To make a classification cross table, you can use a vector of Species and iriskmeans$cluster which is the cluster with table command as below. 'Setosa's are clustered 100% correctly, 'versicolor's are 48/50, but 'virginica's are 36/50.

# 1: verginica, 2: versicolor, 3: setosa
> classtable <- table(Species, iriskmeans$cluster)
Species       1  2  3
  setosa      0  0 50
  versicolor  2 48  0
  virginica  36 14  0

8.4 Exercise

8.1 The distance matrix for five data (A, B, C, D, E) is as follows.

Distance A B C D E
A 0
B 10 0
C 41 64 0
D 55 47 44 0
E 35 98 85 76 0
1) Create a hierarchical cluster using the single linkage method.
2) Create a hierarchical cluster using the complete linkage method.
3) Create a hierarchical cluster using the average linkage method.
4) Create a hierarchical cluster using the centroid linkage method.
5) Create a hierarchical cluster using the Ward linkage method.

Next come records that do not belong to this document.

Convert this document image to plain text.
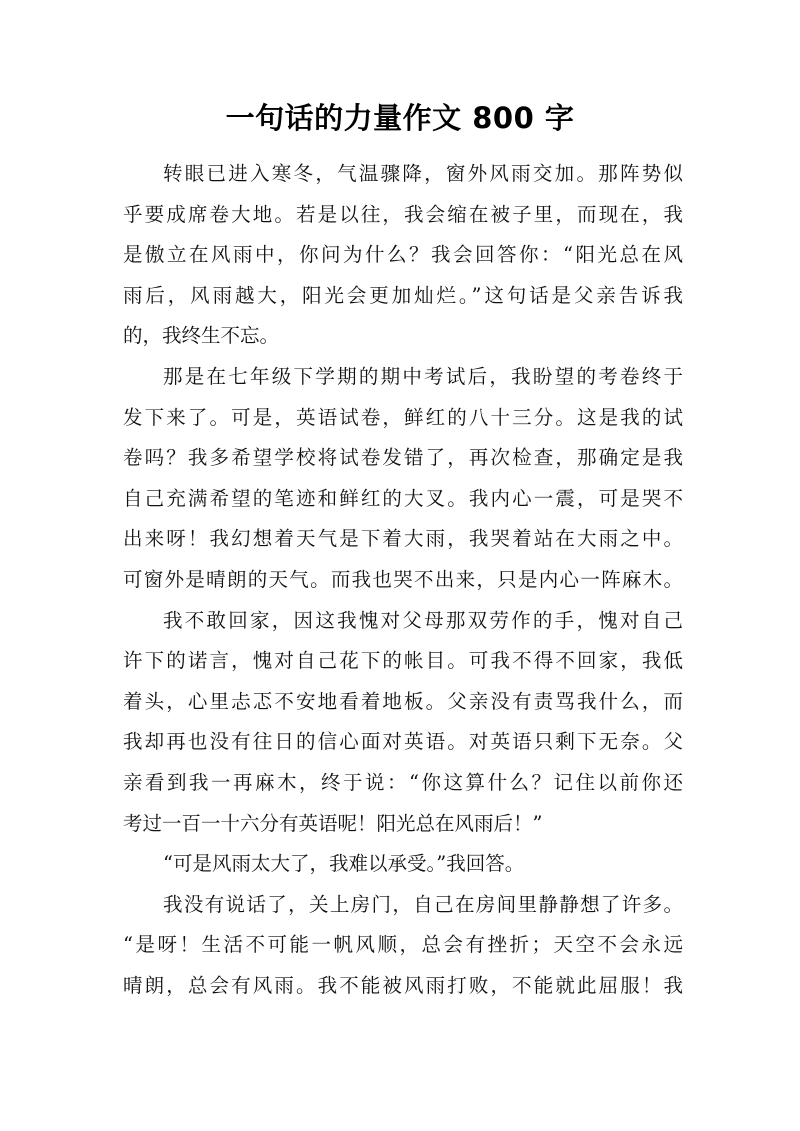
一句话的力量作文 800 字
转眼已进入寒冬，气温骤降，窗外风雨交加。那阵势似
乎要成席卷大地。若是以往，我会缩在被子里，而现在，我
是傲立在风雨中，你问为什么？我会回答你：“阳光总在风
雨后，风雨越大，阳光会更加灿烂。”这句话是父亲告诉我
的，我终生不忘。
那是在七年级下学期的期中考试后，我盼望的考卷终于
发下来了。可是，英语试卷，鲜红的八十三分。这是我的试
卷吗？我多希望学校将试卷发错了，再次检查，那确定是我
自己充满希望的笔迹和鲜红的大叉。我内心一震，可是哭不
出来呀！我幻想着天气是下着大雨，我哭着站在大雨之中。
可窗外是晴朗的天气。而我也哭不出来，只是内心一阵麻木。
我不敢回家，因这我愧对父母那双劳作的手，愧对自己
许下的诺言，愧对自己花下的帐目。可我不得不回家，我低
着头，心里忐忑不安地看着地板。父亲没有责骂我什么，而
我却再也没有往日的信心面对英语。对英语只剩下无奈。父
亲看到我一再麻木，终于说：“你这算什么？记住以前你还
考过一百一十六分有英语呢！阳光总在风雨后！”
“可是风雨太大了，我难以承受。”我回答。
我没有说话了，关上房门，自己在房间里静静想了许多。
“是呀！生活不可能一帆风顺，总会有挫折；天空不会永远
晴朗，总会有风雨。我不能被风雨打败，不能就此屈服！我
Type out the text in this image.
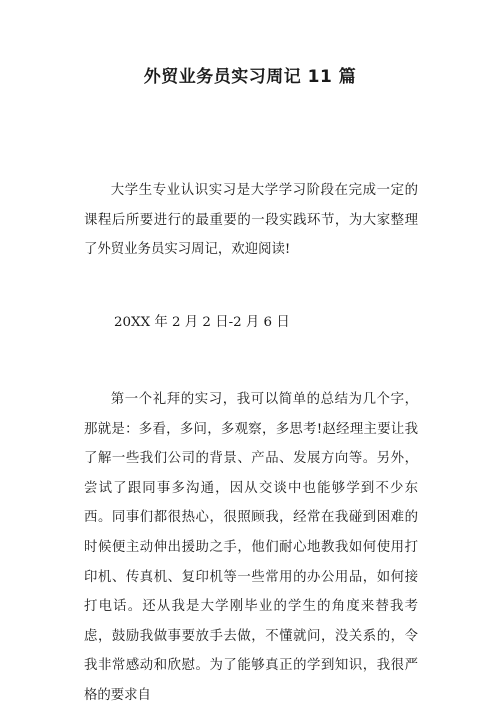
外贸业务员实习周记 11 篇

大学生专业认识实习是大学学习阶段在完成一定的课程后所要进行的最重要的一段实践环节，为大家整理了外贸业务员实习周记，欢迎阅读!

20XX 年 2 月 2 日-2 月 6 日

第一个礼拜的实习，我可以简单的总结为几个字，那就是：多看，多问，多观察，多思考!赵经理主要让我了解一些我们公司的背景、产品、发展方向等。另外，尝试了跟同事多沟通，因从交谈中也能够学到不少东西。同事们都很热心，很照顾我，经常在我碰到困难的时候便主动伸出援助之手，他们耐心地教我如何使用打印机、传真机、复印机等一些常用的办公用品，如何接打电话。还从我是大学刚毕业的学生的角度来替我考虑，鼓励我做事要放手去做，不懂就问，没关系的，令我非常感动和欣慰。为了能够真正的学到知识，我很严格的要求自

8.2 The following six data were observed for two variables \(X_1\) and \(X_2\).

Data \(X_1\) \(X_2\)
A 3 4
B -1 2
C -2 -3
D 1 -2
E 1 3
E -1 2
1) Calculate the distance between the data using the Euclidean square distance. Create a hierarchical cluster using the single linkage method.
2) Create a hierarchical cluster using the complete linkage method.
3) Create a hierarchical cluster using the average linkage method.
4) Create a hierarchical cluster using the centroid linkage method.
5) Create a hierarchical cluster using the Ward linkage method.

8.3 Create clusters using the 2-mean clustering model. Use the mean as the central measure in the data of Problem 2.